The last time I took out and dusted everything that was boxed, shelved and bolted in the house was 10 years ago. More or less. During said major clean-up my husband and I found out that the termites had burrowed into one plank of wood underneath the spiral staircase that lead to the attic, and feasted on one box-full of my books from my political activist days.
Since two weekends ago, the house has been figuratively turned upside down due to major renovations done on our upstairs flooring. We had our old floor boards dismantled and laminated wooden ones layed down. The old floors which were cheap and not intended to last a lifetime had thinned out and in certain places threatened to cave in. The termites are back, we found out during the re-flooring. They managed to go through a meter of floor support that somehow escaped being doused with anti-termite compound during the construction of the house 17 years ago. This time the casualty is one big box of old documents, mostly from my days as a rural development and agrarian reform researcher, and also all the remaining hardbound volumes of Lenin's Collected Works that escaped the first infestation. The only volume I now have from the original set of 45, which I split with two close friends is no. 41 which contains Lenin's various documents, speeches, and communiques written between 1896-1917. Of the full set, the one I feel sorry to have lost is no. 37 which contains Lenin's personal correspondences.
The re-flooring took only 4 days, but sorting our stuff continues and will probably take one more week to finish since I am a slow worker. Being part of the consumerist middle-class, my family has accumulated tons of stuff and as my daughter has pointed out, it's not easy to throw things away. So far I've thrown out 4 busted electric fans, one radio/cassette tape player, one extra-large garbage bag full of knick-knacks and doodads, and another extra-large garbage bag full of work-related papers and documents that managed to escape my zero-paper policy since I started working from home in 2001. Later today, the kids are supposed to clean and re-shelve their books and weed out the ones that they feel they can part with to donate to the community library. I'm sure this will be in fits and starts since my children really loves books, and also because the eldest is still awake and watching some "jdorama" on her laptop. Then there are the four huge plastic crates of old clothes which I want to tackle this Monday.
Clearing and cleaning one's accumulated possessions sometimes yield treasures of the sentimental kind. This is the part of major clean-ups that I like, when some long-forgotten piece of junk stirs the murky bottom of your memory or prompts new insights about yourself and others. Of course when this happens, said piece of junk acquires the value far beyond pearls.
Found and saved from the termites and the junkyard people:
1) Hand-made birthday cards from my daughter - It's good to be reminded that most sullen teens used to be sweet kids. This is what she wrote me when she was 11 -
we have a mathematical mother named pi
she knows that her name means 3.14
but let me ask you, could she bake a pie?

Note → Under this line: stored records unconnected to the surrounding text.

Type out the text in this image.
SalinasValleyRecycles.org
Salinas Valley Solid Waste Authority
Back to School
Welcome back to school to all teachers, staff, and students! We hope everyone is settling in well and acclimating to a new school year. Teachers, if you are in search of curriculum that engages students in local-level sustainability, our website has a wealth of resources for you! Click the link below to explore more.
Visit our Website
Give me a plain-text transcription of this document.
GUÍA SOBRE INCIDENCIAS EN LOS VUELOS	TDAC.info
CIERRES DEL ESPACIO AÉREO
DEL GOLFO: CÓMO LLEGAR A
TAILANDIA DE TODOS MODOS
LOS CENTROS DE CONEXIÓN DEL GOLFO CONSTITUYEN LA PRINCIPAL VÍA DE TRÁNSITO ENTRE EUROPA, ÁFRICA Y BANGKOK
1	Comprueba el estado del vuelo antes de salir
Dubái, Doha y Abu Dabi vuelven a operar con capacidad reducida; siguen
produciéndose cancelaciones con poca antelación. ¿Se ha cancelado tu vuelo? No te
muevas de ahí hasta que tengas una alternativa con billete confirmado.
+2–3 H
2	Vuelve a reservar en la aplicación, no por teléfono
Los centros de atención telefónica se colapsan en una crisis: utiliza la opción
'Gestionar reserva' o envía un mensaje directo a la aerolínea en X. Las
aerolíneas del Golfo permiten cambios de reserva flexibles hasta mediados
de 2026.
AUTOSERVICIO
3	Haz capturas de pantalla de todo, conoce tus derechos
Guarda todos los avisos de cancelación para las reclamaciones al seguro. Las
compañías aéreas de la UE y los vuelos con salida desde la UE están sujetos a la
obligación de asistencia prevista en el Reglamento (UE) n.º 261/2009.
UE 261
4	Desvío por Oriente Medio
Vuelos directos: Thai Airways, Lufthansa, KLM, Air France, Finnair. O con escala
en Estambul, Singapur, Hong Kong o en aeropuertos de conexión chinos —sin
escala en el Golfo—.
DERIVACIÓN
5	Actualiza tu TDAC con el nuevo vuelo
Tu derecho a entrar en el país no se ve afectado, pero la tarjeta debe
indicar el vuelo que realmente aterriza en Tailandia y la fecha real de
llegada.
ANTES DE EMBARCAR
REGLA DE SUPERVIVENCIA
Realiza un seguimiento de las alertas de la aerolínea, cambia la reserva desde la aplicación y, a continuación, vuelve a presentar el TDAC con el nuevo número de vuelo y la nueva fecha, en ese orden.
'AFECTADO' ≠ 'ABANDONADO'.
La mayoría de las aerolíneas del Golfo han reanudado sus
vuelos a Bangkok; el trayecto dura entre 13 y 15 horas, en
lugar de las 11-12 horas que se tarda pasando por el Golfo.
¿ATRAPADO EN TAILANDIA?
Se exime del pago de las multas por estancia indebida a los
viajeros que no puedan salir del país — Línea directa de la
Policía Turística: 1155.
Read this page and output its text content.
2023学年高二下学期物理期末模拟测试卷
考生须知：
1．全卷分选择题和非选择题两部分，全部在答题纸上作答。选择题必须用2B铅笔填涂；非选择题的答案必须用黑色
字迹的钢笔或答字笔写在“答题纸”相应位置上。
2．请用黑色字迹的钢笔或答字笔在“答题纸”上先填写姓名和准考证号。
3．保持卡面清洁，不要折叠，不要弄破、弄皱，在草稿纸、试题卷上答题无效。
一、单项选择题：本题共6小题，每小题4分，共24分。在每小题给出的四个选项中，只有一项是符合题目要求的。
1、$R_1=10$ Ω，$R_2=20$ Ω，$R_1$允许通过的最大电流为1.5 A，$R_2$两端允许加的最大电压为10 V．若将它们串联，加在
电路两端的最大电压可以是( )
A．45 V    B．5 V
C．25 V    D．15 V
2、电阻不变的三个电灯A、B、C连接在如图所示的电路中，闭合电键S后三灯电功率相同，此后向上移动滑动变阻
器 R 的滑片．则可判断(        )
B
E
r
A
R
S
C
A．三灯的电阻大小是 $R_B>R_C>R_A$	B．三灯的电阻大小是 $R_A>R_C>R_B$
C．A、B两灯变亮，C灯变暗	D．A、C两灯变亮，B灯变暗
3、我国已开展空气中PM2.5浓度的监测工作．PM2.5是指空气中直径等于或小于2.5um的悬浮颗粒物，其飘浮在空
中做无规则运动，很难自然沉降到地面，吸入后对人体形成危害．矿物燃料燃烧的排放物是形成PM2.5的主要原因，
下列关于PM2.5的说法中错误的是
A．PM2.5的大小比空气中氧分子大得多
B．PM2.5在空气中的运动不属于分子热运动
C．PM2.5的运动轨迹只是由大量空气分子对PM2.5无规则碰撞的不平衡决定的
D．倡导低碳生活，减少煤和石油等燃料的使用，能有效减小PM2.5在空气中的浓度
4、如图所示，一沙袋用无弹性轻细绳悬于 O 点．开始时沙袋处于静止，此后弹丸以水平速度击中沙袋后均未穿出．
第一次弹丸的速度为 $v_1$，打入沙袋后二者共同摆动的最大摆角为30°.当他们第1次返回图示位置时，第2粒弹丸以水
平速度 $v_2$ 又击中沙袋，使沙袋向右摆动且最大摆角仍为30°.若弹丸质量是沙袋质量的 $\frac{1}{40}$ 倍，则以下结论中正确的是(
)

no, not even in Home Ec when she was a teen
(not even today either)
2. Unfinished attempts at writing fiction from the days when i was nursing my eldest - The short stories are atrocious, I'm not surprised that I've forgotten they exist. They are however, revelatory of the state of my mind in 1987, when I was suddenly a young mother, disenchanted from left-wing radical politics, constantly squabbling with her man who refuses to duck and evade threats of extra-judicial killings by both the Left and the Right.
3. Forgotten field notes - I did a lot of traveling in-country during the early half of the 90s as a researcher. Having since filled out three passports, I suspect I've grown almost blase with long-distance travel. I've forgotten that I used to maintain meticulous field notes that covered not just the work i did but stuff both mundane (expense breakdown, to-do lists, etc.) and not so mundane (hurl-worthy encounter with a freeloading local media person). My field notes are written in 5"x7" spiral notebooks, and i suspect the lot of these notebooks were in the box that was lost to the termites. One of the notebooks that I managed to save contains quite involved notes from my first solo field work in Negros island in September 17- October 7 in 1992.
4. Letters and printed emails - I used to be a mean letter writer. By letter, I mean hand-written, sealed in an envelop and properly stamped. I found a sheaf of computer print-outs of letters I wrote to friends in the late 80s to early 90s, around the time when I shifted from long-hand to using a word processor but before the advent of email in my country, and when i was still deeply suspicious of computing and digital information. Thus, the printing of documents. I also found print-outs of long and involved emails to friends during my first few years as an Internet newbie when everyone was still using pop mail, Hotmail was not yet owned by Microsoft, Yahoo was still only an indexing service, and the Google engineers were probably still in Uni or maybe even high school.
But of course my love affair with letter writing extends to affairs of the heart. My letters to J, first when we were still going out and then later when we were newly hitched are not the typical love letters. Practically all my letters to him were written after major tiffs and quarrels. Where most people would have rowdy make-up sex, the me that was twentysomething wrote letters. Did I mention I am a freak?